COMMENT: We settle into 2018 reflecting on a mixed picture for the UK economy. Although we haven’t seen anything like the economic horror show that many had forecast would follow the Leave vote, economic growth is down, with many businesses continuing to hold off on investment and consumers beginning to cut spending, writes Paul Clark, chief investment officer at the Crown Estate.

So far, UK prime real estate has proven relatively resilient. The office market, cushioned by low interest rates and a cheaper pound, as well as continuing undersupply, has so far avoided any material downturn in pricing. And retail, a tougher environment, continues to see strong demand for high-quality space in the best locations. In the prime West End market, many retailers have benefited from recent record levels of international spending, again boosted by sterling’s lower price.

But we must acknowledge that, over the short term, returns are going to be subdued with rental growth muted at best and transaction volumes down. Yet coming as this does after the extended bull run we’ve enjoyed over recent years, it’s hard to be too surprised.

Attractions of the UK economy

Whatever the short-term outlook, a host of factors (deep, liquid and transparent markets, the rule of law, our language, time zone advantages, and a benign taxation regime) make the UK, and especially London, an attractive place to invest over the long term.

However, we must remember to guard against complacency.

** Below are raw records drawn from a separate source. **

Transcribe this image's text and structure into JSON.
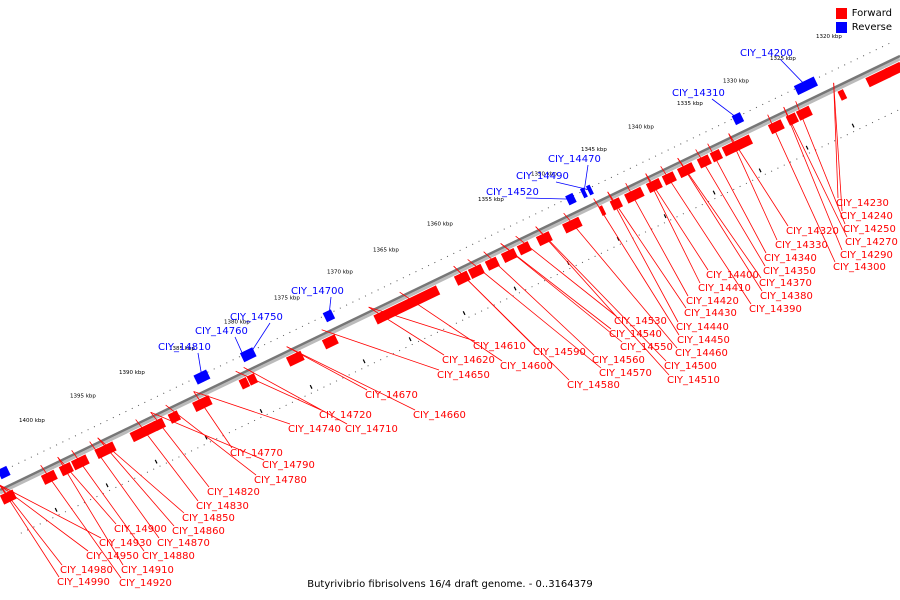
{
  "legend": {
    "items": [
      {
        "label": "Forward",
        "color": "#ff0000"
      },
      {
        "label": "Reverse",
        "color": "#0000ff"
      }
    ]
  },
  "caption": "Butyrivibrio fibrisolvens 16/4 draft genome. - 0..3164379",
  "axis": {
    "ticks": [
      "1320 kbp",
      "1325 kbp",
      "1330 kbp",
      "1335 kbp",
      "1340 kbp",
      "1345 kbp",
      "1350 kbp",
      "1355 kbp",
      "1360 kbp",
      "1365 kbp",
      "1370 kbp",
      "1375 kbp",
      "1380 kbp",
      "1385 kbp",
      "1390 kbp",
      "1395 kbp",
      "1400 kbp"
    ]
  },
  "colors": {
    "forward": "#ff0000",
    "reverse": "#0000ff",
    "backbone": "#777777"
  },
  "reverse_labels": [
    "CIY_14200",
    "CIY_14310",
    "CIY_14470",
    "CIY_14490",
    "CIY_14520",
    "CIY_14700",
    "CIY_14750",
    "CIY_14760",
    "CIY_14810"
  ],
  "forward_labels": [
    "CIY_14230",
    "CIY_14240",
    "CIY_14250",
    "CIY_14270",
    "CIY_14290",
    "CIY_14300",
    "CIY_14320",
    "CIY_14330",
    "CIY_14340",
    "CIY_14350",
    "CIY_14370",
    "CIY_14380",
    "CIY_14390",
    "CIY_14400",
    "CIY_14410",
    "CIY_14420",
    "CIY_14430",
    "CIY_14440",
    "CIY_14450",
    "CIY_14460",
    "CIY_14500",
    "CIY_14510",
    "CIY_14530",
    "CIY_14540",
    "CIY_14550",
    "CIY_14560",
    "CIY_14570",
    "CIY_14580",
    "CIY_14590",
    "CIY_14600",
    "CIY_14610",
    "CIY_14620",
    "CIY_14650",
    "CIY_14660",
    "CIY_14670",
    "CIY_14710",
    "CIY_14720",
    "CIY_14740",
    "CIY_14770",
    "CIY_14780",
    "CIY_14790",
    "CIY_14820",
    "CIY_14830",
    "CIY_14850",
    "CIY_14860",
    "CIY_14870",
    "CIY_14880",
    "CIY_14900",
    "CIY_14910",
    "CIY_14920",
    "CIY_14930",
    "CIY_14950",
    "CIY_14980",
    "CIY_14990"
  ]
}
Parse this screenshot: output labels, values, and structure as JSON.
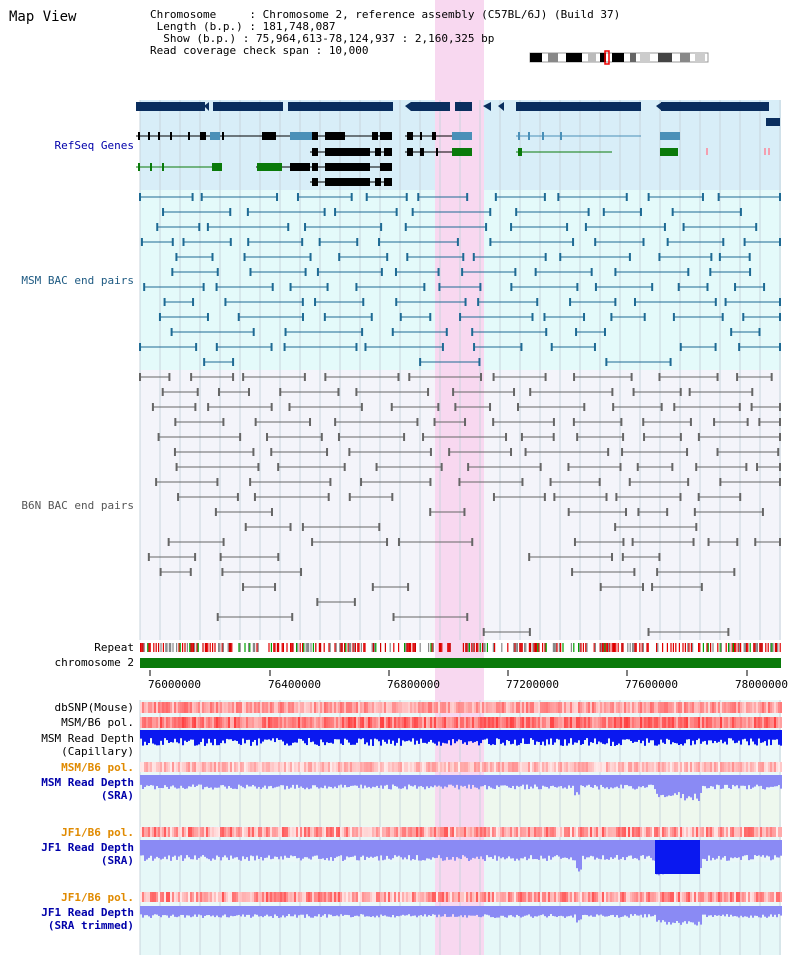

Now is the time to address the changes and challenges coming our way. If we don’t, the warning signs in today’s market may be just a taster of what is to come. First, we must decide on the sort of economy we want to be after we leave the European Union, and determine what this will mean for UK real estate.

The implications of a hard or soft Brexit, and of an “open” or “closed” trading environment, for our occupier markets, for access to talent, and for financial services, will be significant.

Yet, although Brexit dominates the news, it would be a mistake to believe that it is the only, or even the most significant, force affecting our sector.

Much longer-term trends, such as shifts in IT capabilities, demographics, environmental priorities, customer expectations and so on, are bringing in new ways of working and shopping, and will make fresh demands on our cities and public spaces. From flexible leases to the changing role of IT and data exchanges, our customers are thinking differently and real estate must keep up.

Focusing on fundamentals

For the Crown Estate, that means focusing on the fundamentals, working hard to address our customers’ needs, and supporting their businesses as they evolve, to ensure we continue to supply world-class commercial real estate products.

Next year looks likely to be an pivotal year for UK real estate. We should expect lower returns than we’ve become used to, and asset managers will have to work harder to make their money, though they will aided by structurally low interest rates and a glut of global savings.

In the months ahead we must guard against both a false sense of security, and a single-track focus on our relationship with the EU. Whatever the outcome of negotiations, the future for UK real estate will rest on plenty more besides.